You might answer that question in myriad ways. When Jesus’s disciples asked him to teach them to pray, he responded with the Lord’s prayer. But it’s not like that’s the only way. We can pray wordlessly. We can pray using scripture. Our prayer can be expressed in our bodily movements and our breath. There are probably hundreds of ways to pray. 

I think that’s why it’s always seemed strange to me that the most common question people have when I discuss prayer with them is whether they’re doing it wrong. I’m sure there are other Pastors and theologians who would disagree with me, but I think there are very few ways of praying wrong. That doesn’t mean it’s impossible. For example, prayer that cultivates self-hatred is praying wrong. Prayer that asks God to harm others is praying wrong. Prayer in which we admire our own moral superiority is praying wrong. But apart from that, it’s hard to go too far wrong with prayer.  

My sermon series for Lent this year focuses on spiritual practices that help us fulfill Lent’s basic purpose: to free us for deeper, more loving relationship with God and creation. This week I’m talking about prayer. I think that prayer is one of the truly indispensable spiritual practices in Christianity. But the good news is that there are so many ways of praying.
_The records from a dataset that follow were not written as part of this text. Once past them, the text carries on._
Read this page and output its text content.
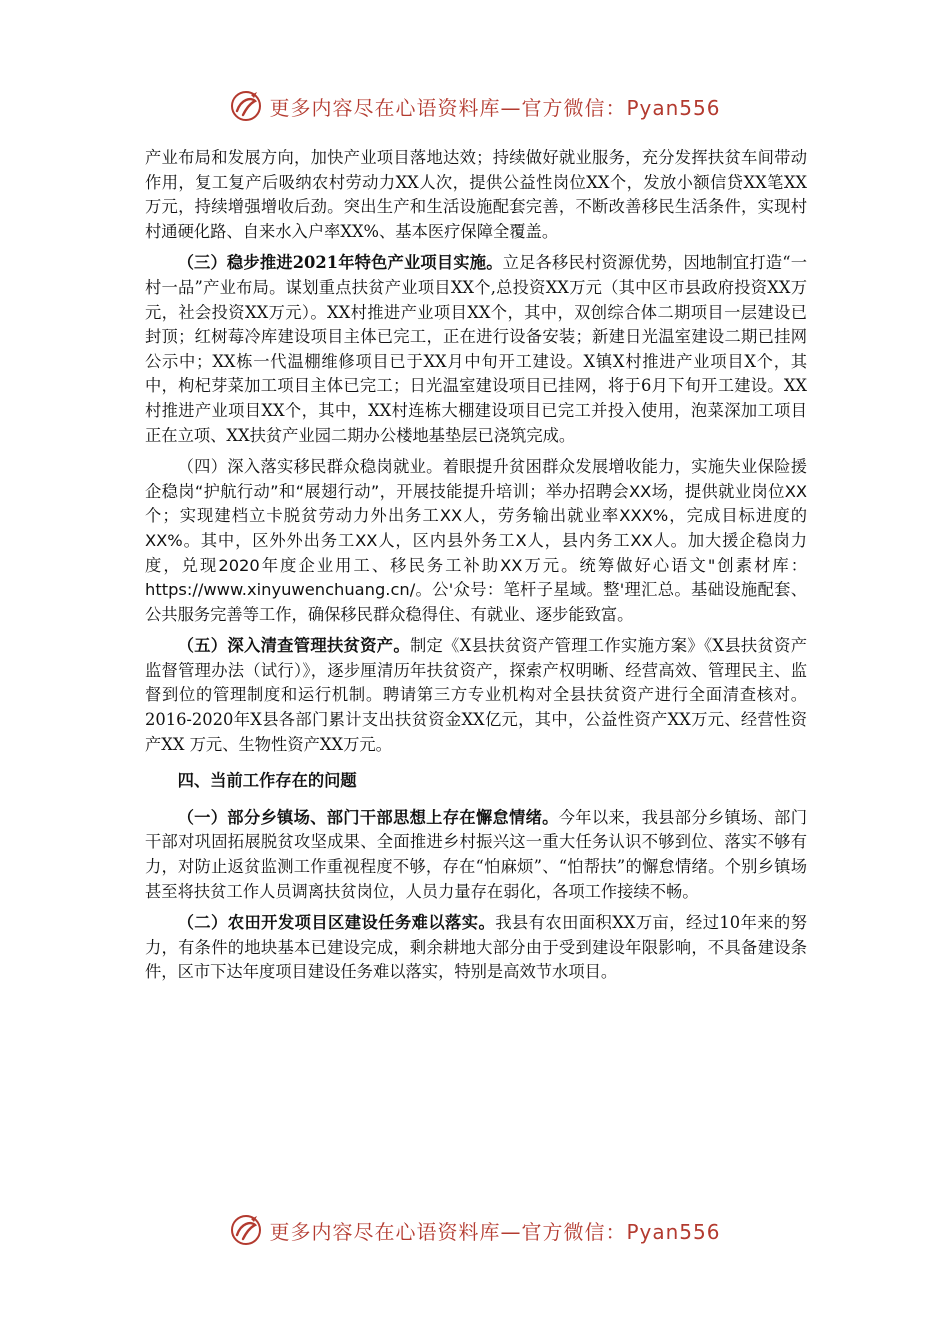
更多内容尽在心语资料库—官方微信：Pyan556

产业布局和发展方向，加快产业项目落地达效；持续做好就业服务，充分发挥扶贫车间带动作用，复工复产后吸纳农村劳动力XX人次，提供公益性岗位XX个，发放小额信贷XX笔XX万元，持续增强增收后劲。突出生产和生活设施配套完善，不断改善移民生活条件，实现村村通硬化路、自来水入户率XX%、基本医疗保障全覆盖。

（三）稳步推进2021年特色产业项目实施。立足各移民村资源优势，因地制宜打造“一村一品”产业布局。谋划重点扶贫产业项目XX个,总投资XX万元（其中区市县政府投资XX万元，社会投资XX万元）。XX村推进产业项目XX个，其中，双创综合体二期项目一层建设已封顶；红树莓冷库建设项目主体已完工，正在进行设备安装；新建日光温室建设二期已挂网公示中；XX栋一代温棚维修项目已于XX月中旬开工建设。X镇X村推进产业项目X个，其中，枸杞芽菜加工项目主体已完工；日光温室建设项目已挂网，将于6月下旬开工建设。XX村推进产业项目XX个，其中，XX村连栋大棚建设项目已完工并投入使用，泡菜深加工项目正在立项、XX扶贫产业园二期办公楼地基垫层已浇筑完成。

（四）深入落实移民群众稳岗就业。着眼提升贫困群众发展增收能力，实施失业保险援企稳岗“护航行动”和“展翅行动”，开展技能提升培训；举办招聘会XX场，提供就业岗位XX个；实现建档立卡脱贫劳动力外出务工XX人，劳务输出就业率XXX%，完成目标进度的XX%。其中，区外外出务工XX人，区内县外务工X人，县内务工XX人。加大援企稳岗力度，兑现2020年度企业用工、移民务工补助XX万元。统筹做好心语文"创素材库：https://www.xinyuwenchuang.cn/。公'众号：笔杆子星域。整'理汇总。基础设施配套、公共服务完善等工作，确保移民群众稳得住、有就业、逐步能致富。

（五）深入清查管理扶贫资产。制定《X县扶贫资产管理工作实施方案》《X县扶贫资产监督管理办法（试行）》，逐步厘清历年扶贫资产，探索产权明晰、经营高效、管理民主、监督到位的管理制度和运行机制。聘请第三方专业机构对全县扶贫资产进行全面清查核对。2016-2020年X县各部门累计支出扶贫资金XX亿元，其中，公益性资产XX万元、经营性资产XX 万元、生物性资产XX万元。

四、当前工作存在的问题

（一）部分乡镇场、部门干部思想上存在懈怠情绪。今年以来，我县部分乡镇场、部门干部对巩固拓展脱贫攻坚成果、全面推进乡村振兴这一重大任务认识不够到位、落实不够有力，对防止返贫监测工作重视程度不够，存在“怕麻烦”、“怕帮扶”的懈怠情绪。个别乡镇场甚至将扶贫工作人员调离扶贫岗位，人员力量存在弱化，各项工作接续不畅。

（二）农田开发项目区建设任务难以落实。我县有农田面积XX万亩，经过10年来的努力，有条件的地块基本已建设完成，剩余耕地大部分由于受到建设年限影响，不具备建设条件，区市下达年度项目建设任务难以落实，特别是高效节水项目。

更多内容尽在心语资料库—官方微信：Pyan556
I hope you’ll join us in worship this Sunday at 9:00 in Wasser Chapel or 11:00 in the Sanctuary. If neither of those work for you, we livestream our 11:00 service on Facebook and post it to YouTube later on in the day (you can find us there by searching @UniversityParkUMCDenver). 

There’s some confusion about an article in Monday’s newsletter. We passed along an invitation from a researcher named Jason Winn, who is focusing on the University Park area of Denver along with other places to learn how people develop a sense of place or home (or how they don’t). Anyone is invited to watch the video that article links to and complete the online questionnaire, which should take about 15 minutes. When we posted the article, my email signature accidentally got copied onto it (as if I had signed the note inviting people to take the survey). So to be clear: I’m not doing this research or going to Tunisia to present it. My name just accidentally got attached to the invitation. I called and spoke to Dr. Winn about the project before running it in our newsletter. I told him that we’d be willing to run the article, and that some people from our church might take the online survey, but I could not guarantee any participation. So if you’d like to help out, I know he’d be grateful. 

Also, you may have seen the sign posted on our church lawn at the corner of Warren and Josephine. A group from the University Park neighborhood is working to create a “non-contiguous historic district” that would include our church. As you likely know, Wasser chapel is on the Colorado Historic register already. We have the opportunity to give input into the process in meetings coming up. Call me or email if you’re interested in learning more and I’ll be happy to pass along what I know. A representative from the group came and spoke with our Administrative Council months ago, and we saw nothing that alarmed us then about this effort.  

I hope your Lent is starting off well – see you in church!